Si leggono spesso, in letteratura, riferimenti alla biopolitica. Spesso si dà per scontata una qualche familiarità con un concetto che merita di essere padroneggiato anche dagli operatori sanitari che lo conoscessero meno.
Un utile ausilio viene dalla recente raccolta in volume – Medicina e biopolitica – di alcuni scritti di Michel Foucault, studioso francese tra i maggiori del secolo scorso (1926-1984), al quale si deve la creazione stessa del concetto, appunto, di biopolitica. Da storico e filosofo, Foucault ha intersecato spesso le traiettorie della medicina e della salute, grazie ad una serie di studi svolti già negli anni Sessanta (Storia della follia nell’età classica, 1961; Nascita della clinica. Un’archeologia dello sguardo medico, 1963) che hanno indagato il costituirsi della malattia e della follia come “oggetti scientifici”.
Negli ultimi dieci anni del suo insegnamento al prestigioso College de France, Foucault si dedicò invece alla biopolitica (neologismo composto da bìos, vita e da polis, città), indicando con questo concetto una forma di potere che ha come oggetto la stessa vita umana. Questa va curata, moltiplicata, accresciuta e amministrata, a partire dal corpo del singolo: “Il controllo della società sugli individui non si effettua solo attraverso la coscienza o l’ideologia, ma anche nel corpo e con il corpo. Per la società capitalista è il bio-politico a essere importante prima di tutto, il biologico, il somatico, il corporale. Il corpo è una realtà bio-politica; la medicina è una strategia biopolitica“.
Nell’ambito di un ciclo di conferenze tenute a Rio de Janeiro, Foucault delineò le tappe della nascita della medicina sociale, partendo da un interrogativo: perché, e da quale momento, la medicina si è trasformata in una strategia biopolitica? La salute degli individui diventa oggetto del potere dalla seconda metà del XVIII secolo, allorché le esigenze del nascente capitalismo pongono il corpo – inteso come forza lavoro produttiva – al centro di un paradigma politico basato sulla medicalizzazione della società. La costruzione della soggettività non è quindi questione che riguarda il singolo sé, anche se la cura di sé è un altro tema centrale per Foucault: il potere si prende cura di tutti e di ciascuno, attraverso un uso sempre più capillare dei corpi. Secondo il pensatore francese, questo processo s’ingenera già alla fine del XVIII secolo, quando nascono le prime politiche urbanistiche, securitarie e sanitarie come forme di controllo sociale: ospedali, manicomi, sanatori e prigioni divengono dispositivi per proteggere le popolazioni dalle epidemie all’interno di determinati spazi urbani, ma anche e soprattutto per suddividerle, inquadrarle e quindi controllarle.
Più di ogni altro pensatore del Novecento, ha dunque posto in discussione il rapporto tra medicina, economia e potere. In altri termini, Foucault accompagna con le sue riflessioni la nascita della medicina sociale, partendo da alcuni interrogativi che restano anche oggi sul tappeto: qual è il rapporto tra medicina e potere? In che modo i dispositivi di potere/sapere modellano i corpi per ottenere un’efficace razionalizzazione della forza produttiva della popolazione?

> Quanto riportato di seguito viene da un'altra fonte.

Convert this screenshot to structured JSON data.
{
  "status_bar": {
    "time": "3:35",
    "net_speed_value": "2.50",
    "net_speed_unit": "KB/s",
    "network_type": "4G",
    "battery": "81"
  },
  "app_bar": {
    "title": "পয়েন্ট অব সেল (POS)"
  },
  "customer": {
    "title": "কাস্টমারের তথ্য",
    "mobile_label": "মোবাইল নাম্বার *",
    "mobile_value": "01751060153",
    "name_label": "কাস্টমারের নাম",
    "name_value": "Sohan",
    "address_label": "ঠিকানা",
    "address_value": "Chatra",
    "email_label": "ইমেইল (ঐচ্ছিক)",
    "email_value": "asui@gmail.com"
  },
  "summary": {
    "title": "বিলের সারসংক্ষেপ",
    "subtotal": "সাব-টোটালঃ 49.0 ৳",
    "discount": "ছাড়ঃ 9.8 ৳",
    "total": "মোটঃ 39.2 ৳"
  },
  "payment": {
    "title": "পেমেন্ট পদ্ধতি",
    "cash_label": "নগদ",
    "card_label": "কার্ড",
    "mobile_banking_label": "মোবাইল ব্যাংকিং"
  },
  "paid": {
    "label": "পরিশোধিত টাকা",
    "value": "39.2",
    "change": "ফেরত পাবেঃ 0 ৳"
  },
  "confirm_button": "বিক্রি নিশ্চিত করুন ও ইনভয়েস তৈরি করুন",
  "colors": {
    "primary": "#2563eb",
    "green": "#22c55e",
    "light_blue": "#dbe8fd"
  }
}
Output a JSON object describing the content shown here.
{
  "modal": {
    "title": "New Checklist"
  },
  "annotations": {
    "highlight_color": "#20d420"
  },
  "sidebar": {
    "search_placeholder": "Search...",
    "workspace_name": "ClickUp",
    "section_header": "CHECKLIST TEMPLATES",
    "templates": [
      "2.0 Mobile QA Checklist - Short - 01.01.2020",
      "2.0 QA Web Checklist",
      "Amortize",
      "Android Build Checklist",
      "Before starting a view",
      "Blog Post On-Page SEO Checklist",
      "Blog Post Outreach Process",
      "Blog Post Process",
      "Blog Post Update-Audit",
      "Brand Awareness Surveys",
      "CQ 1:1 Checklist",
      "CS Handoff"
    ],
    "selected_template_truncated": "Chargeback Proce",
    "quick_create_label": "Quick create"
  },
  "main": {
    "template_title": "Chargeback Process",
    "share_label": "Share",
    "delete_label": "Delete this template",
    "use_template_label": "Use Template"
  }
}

Davvero la salute del cittadino è questione di Stato? Dove poniamo il confine tra arbitrio individuale e responsabilità collettiva? Se “l’utero è mio e me lo gestisco io”, come gridavano le femministe in corteo in quegli anni Settanta, perché invece ciò non vale oggi per il vaccino contro la pandemia da covid-19?
Sono questioni (specie l’ultima) al centro del dibattito sociale e politico. Enfatizzare il peso delle tecniche di controllo della salute (e non solo) della popolazione da parte degli organismi pubblici è, per esempio, un argomento fin troppo disinvoltamente ripreso dalla protesta anti-scientifica, per esempio all’interno dell’universo no-vax. Ma leggere Foucault aiuta: in particolare, l’ultimo scritto compreso nella raccolta, un’intervista del 1983 sulle strategie di governo della popolazione attraverso il potere medico, pone in maniera ordinata e riflessiva le questioni che tutte le sere vengono discusse nelle, a volte sgangherate, trasmissioni televisive su vaccini, mascherine e lockdown.
Leggere ancora Foucault oggi può piuttosto favorire la ripresa di una domanda fondamentale per il domani dell’occidente capitalistico: è possibile rifondare l’alleanza tra salute pubblica e crescita economica, e in che termini?